Osteoporosis (OP), characterized by low bone mass and altered bone microstructure, affects over 200 million people globally, resulting in annual medical costs of approximately 17.9 billion dollars in USA and 37 billion euro per year in Europe [1]. Primary OP is primarily attributed to aging and postmenopausal estrogen deficiency [2]. However, more than half of patients diagnosed with osteoporosis are also associated with risk factors for secondary osteoporosis [3]. Pharmacological interventions are a significant contributor to bone loss, particularly as such treatments are often unavoidable in many clinical scenarios. Antibiotics, among the most prescribed medications worldwide, have long been used as a potent defense against infectious agents. However, their use has steadily increased to a level that raises significant concerns [4]. In addition to fostering antibiotic resistance, which can lead to more challenging infections, prolonged antibiotic use has been implicated in the development of a variety of conditions, including asthma, allergies, obesity, and inflammatory bowel disease [5]. Previous studies have demonstrated the effects of antibiotics like penicillin and neomycin on gut microbiota and bone metabolism [6, 7], and others have reported that systemic use of multiple antibiotics increases pathogenic bacterial abundance and oral bone loss [8]. Nevertheless, the effects of different classes of antibiotics on bone metabolism and their underlying mechanisms remain poorly understood.

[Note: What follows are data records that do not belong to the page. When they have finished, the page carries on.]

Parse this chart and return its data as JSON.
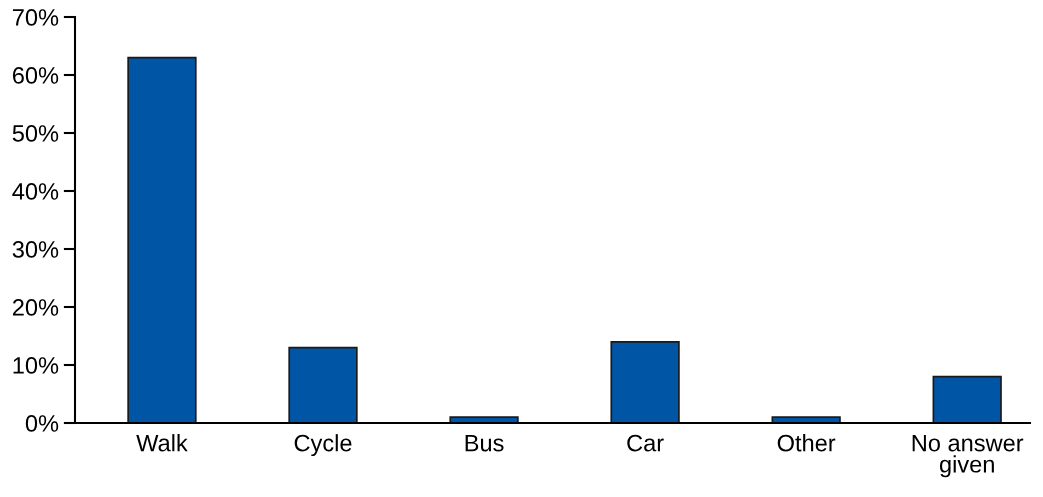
{
  "chart_data": {
    "type": "bar",
    "categories": [
      "Walk",
      "Cycle",
      "Bus",
      "Car",
      "Other",
      "No answer\ngiven"
    ],
    "values": [
      63,
      13,
      1,
      14,
      1,
      8
    ],
    "color": "#0055a5",
    "ylim": [
      0,
      70
    ],
    "yticks": [
      {
        "value": 0,
        "label": "0%"
      },
      {
        "value": 10,
        "label": "10%"
      },
      {
        "value": 20,
        "label": "20%"
      },
      {
        "value": 30,
        "label": "30%"
      },
      {
        "value": 40,
        "label": "40%"
      },
      {
        "value": 50,
        "label": "50%"
      },
      {
        "value": 60,
        "label": "60%"
      },
      {
        "value": 70,
        "label": "70%"
      }
    ],
    "grid": false,
    "legend": false
  }
}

Notably, it has been increasingly recognized that broad-spectrum antibiotics exert a detrimental impact on the gut microbiota (GM), leading to reduced diversity, alterations in the metabolome, and disruption of gut defenses [9]. GM dysbiosis has emerged as a significant pathological mechanism in antibiotic-induced extraintestinal diseases. Recent studies have provided growing evidence that GM alterations can significantly influence bone metabolism, suggesting that the microbiota may represent a potential target for preventing bone loss [10]. Certain gut probiotics, such as Lactobacillus and Akkermansia muciniphila, have been shown to promote bone mass, while some pathogenic bacteria contribute to bone loss [11]. Consequently, it is essential to investigate whether and how GM dysbiosis mediates antibiotic-induced bone loss.

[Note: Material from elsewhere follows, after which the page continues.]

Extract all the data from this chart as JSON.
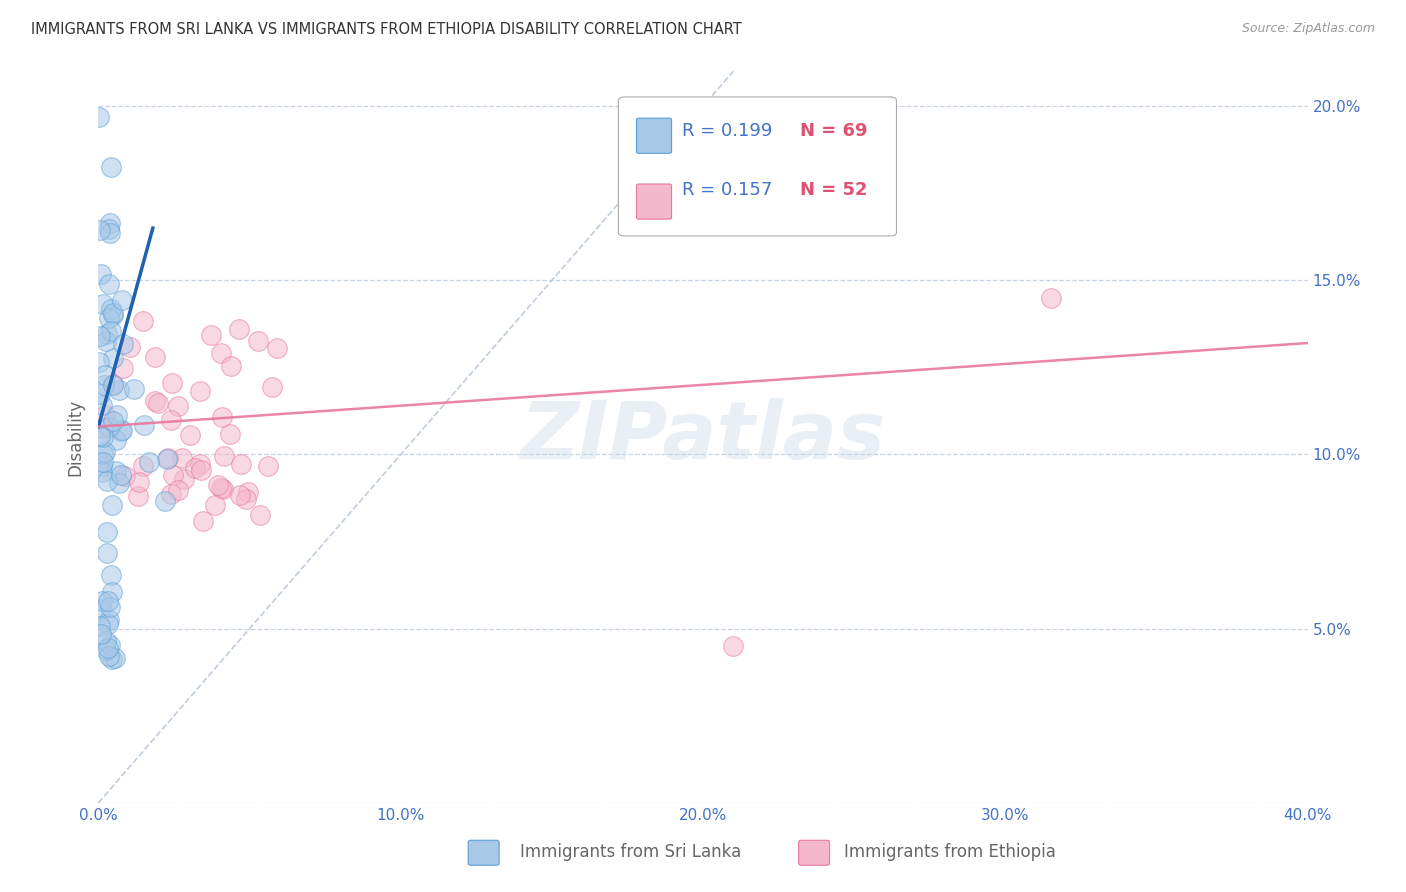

Metronidazole (MET), a widely used drug for the treatment of anaerobic infections, parasites, and certain bacterial infections, is one of the most commonly prescribed antibiotics in clinical practice [12]. MET is generally well tolerated, with reported side effects typically ranging from mild to moderate, including nausea, abdominal pain, and diarrhea [13]. Recent studies have highlighted the critical associations between MET use and gut dysbiosis. A systematic review summarizing 129 studies related to antibiotics and GM has showed that the longest duration of post-antibiotic alterations in GM was observed after treatment with MET plus clarithromycin [14]. Another study investigating the effects of different antibiotics on the human microbiome have identified that MET treatment is associated with consistent changes in GM [15].